Our goal was to determine if there is a bias towards 5 star ratings of products provided to Vine members vs. non-members. For example, if a Vine member is asked to publish a review on Amazon in exchange for a free product, will they be more inclined to provide a 5 star rating?
I was able to use PySpark and Pandas to extract, transform, and load (ETL) the data to a AWS RDS I created and connected it to my PostgreSQL server to be able to query it and extract my finished tables.
The objective of this project was to familiarize myself with PySpark. Apache Spark is a unified analytics engine for large-sacale data processing. This means that when working with big data, Spark is one of the best technologies out there because of its in-memory computation instead of disk-based solution. It allows for lazy evaluation and delaying expressions or commands until its needed.
In total there were 50 datasets to complete this analysis and I chose the "Pet_Products" dataset.
Our analysis was performed by extrating the Pet_Products Amazon review dataset, transforming it into a DataFrame, and calculating the percentage of 5 star ratings to total ratings. Throughout this analysis we used:
PySparkto extract the dataset, transform/filter the data, connect to aAWS RDSinstance and uplaod transformed data intopgAdmin.Google Colaboratoryto importPySparklibraries, establish a connection toPostgres, and createSQLtables to hold the exported results.
Datasets used for this analysis can be found here
To provide a more clear picture, we filtered the dataset by:
- Count of total_votes equal to or greater than 20.
- Percent of helpful_votes to total_votes equal to or greater than 50%.
By filtering the dataset, we created a more focused sample of the data which allowed us to address the following questions:
- How many Vine reivews and non-Vine reviews were there?
- There were 170 Vine Reivews and 37,840 non-Vine reviews.
- How many Vine reviews were 5 stars? How many non-Vine reviews were 5 stars?
- Vine members gave 65 out of 170 reviews a 5 star rating.
- Non-Vine members gave 20,612 out of 37,840 reivews a 5 star rating.
- What percentage of Vine reviews were 5 stars? What percentage of non-Vine reviews were 5 stars?
- 38.23% of Vine member reviews were 5 stars.
- 54.47% of non-Vine member reviews were 5 stars.

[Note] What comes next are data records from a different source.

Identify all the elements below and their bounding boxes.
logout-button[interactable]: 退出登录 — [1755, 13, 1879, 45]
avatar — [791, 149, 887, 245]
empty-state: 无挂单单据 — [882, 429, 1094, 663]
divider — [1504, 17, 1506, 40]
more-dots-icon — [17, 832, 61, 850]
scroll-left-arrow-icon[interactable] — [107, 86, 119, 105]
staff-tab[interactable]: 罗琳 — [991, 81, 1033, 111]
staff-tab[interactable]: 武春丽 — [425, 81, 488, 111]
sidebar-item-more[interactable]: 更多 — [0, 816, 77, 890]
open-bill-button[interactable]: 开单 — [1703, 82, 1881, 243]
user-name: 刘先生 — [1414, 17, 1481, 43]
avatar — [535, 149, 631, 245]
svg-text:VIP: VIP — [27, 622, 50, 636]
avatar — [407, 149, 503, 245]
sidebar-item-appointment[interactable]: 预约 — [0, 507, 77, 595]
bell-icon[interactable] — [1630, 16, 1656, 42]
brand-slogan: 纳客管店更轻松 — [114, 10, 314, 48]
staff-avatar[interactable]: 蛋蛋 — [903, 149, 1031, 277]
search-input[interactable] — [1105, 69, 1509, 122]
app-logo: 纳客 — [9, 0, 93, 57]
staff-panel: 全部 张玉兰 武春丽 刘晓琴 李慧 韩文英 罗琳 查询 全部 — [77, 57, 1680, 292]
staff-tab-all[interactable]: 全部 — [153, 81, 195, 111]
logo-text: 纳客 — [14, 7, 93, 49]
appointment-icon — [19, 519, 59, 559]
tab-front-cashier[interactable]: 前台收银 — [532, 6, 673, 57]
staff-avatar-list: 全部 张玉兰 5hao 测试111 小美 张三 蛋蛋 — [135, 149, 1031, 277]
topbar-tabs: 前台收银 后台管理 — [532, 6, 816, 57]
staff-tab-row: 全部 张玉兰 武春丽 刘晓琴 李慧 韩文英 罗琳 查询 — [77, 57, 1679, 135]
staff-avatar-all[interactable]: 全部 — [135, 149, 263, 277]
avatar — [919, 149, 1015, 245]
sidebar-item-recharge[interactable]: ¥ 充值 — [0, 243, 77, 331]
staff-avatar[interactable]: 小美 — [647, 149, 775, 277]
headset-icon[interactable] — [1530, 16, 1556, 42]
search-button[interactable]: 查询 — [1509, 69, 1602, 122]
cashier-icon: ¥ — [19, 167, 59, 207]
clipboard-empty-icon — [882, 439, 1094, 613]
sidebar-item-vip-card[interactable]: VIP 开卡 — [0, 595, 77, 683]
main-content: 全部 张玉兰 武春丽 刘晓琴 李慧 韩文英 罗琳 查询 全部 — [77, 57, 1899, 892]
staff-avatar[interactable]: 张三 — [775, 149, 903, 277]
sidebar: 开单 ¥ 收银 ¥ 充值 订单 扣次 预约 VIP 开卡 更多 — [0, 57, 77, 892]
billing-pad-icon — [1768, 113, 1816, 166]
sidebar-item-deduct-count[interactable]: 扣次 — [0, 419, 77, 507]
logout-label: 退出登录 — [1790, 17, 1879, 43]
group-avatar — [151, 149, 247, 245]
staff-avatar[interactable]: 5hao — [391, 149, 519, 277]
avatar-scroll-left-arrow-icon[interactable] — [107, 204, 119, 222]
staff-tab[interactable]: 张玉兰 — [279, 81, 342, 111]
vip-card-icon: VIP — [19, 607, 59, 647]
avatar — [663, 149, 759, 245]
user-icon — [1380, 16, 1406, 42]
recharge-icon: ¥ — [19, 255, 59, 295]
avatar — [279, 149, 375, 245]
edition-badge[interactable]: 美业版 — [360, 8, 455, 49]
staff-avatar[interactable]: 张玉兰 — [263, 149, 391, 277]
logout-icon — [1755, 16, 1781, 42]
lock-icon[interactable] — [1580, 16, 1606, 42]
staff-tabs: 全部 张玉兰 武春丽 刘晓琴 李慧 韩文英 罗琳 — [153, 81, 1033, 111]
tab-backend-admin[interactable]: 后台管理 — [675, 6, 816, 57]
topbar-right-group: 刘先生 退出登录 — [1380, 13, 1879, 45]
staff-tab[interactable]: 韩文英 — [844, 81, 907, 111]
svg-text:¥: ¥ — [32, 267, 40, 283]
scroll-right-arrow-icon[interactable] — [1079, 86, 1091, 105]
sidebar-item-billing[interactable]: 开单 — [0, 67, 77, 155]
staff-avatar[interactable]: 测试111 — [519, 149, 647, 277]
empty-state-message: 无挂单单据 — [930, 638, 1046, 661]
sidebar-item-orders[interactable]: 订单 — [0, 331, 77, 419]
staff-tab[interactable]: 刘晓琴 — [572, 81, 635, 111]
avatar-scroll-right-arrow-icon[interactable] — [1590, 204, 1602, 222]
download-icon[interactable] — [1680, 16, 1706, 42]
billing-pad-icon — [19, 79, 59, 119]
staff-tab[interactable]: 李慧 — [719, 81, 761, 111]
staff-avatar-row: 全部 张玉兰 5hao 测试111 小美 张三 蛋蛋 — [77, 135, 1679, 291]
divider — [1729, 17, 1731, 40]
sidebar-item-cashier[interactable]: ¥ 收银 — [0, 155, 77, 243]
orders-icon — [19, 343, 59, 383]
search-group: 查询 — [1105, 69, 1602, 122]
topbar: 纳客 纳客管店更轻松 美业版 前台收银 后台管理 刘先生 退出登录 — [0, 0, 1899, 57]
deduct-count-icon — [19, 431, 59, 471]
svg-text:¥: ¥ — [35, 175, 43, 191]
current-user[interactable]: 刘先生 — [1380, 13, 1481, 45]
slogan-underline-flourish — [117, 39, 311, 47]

Our results suggested that Vine members did not show bias when rating their products. Considering that a much larger percentage of non-Vine members (54.47%) gave these products 5 stars incomparison to Vine members (38.23%) we can assume Vine members were more critical of the products they were reviewing.
Additional analysis should be made on other categorical datasets to further support our assumption. Repeating this analysis on 5 separate categorical datasets should be a sufficient sample size to further analyze and test our proposed assumption.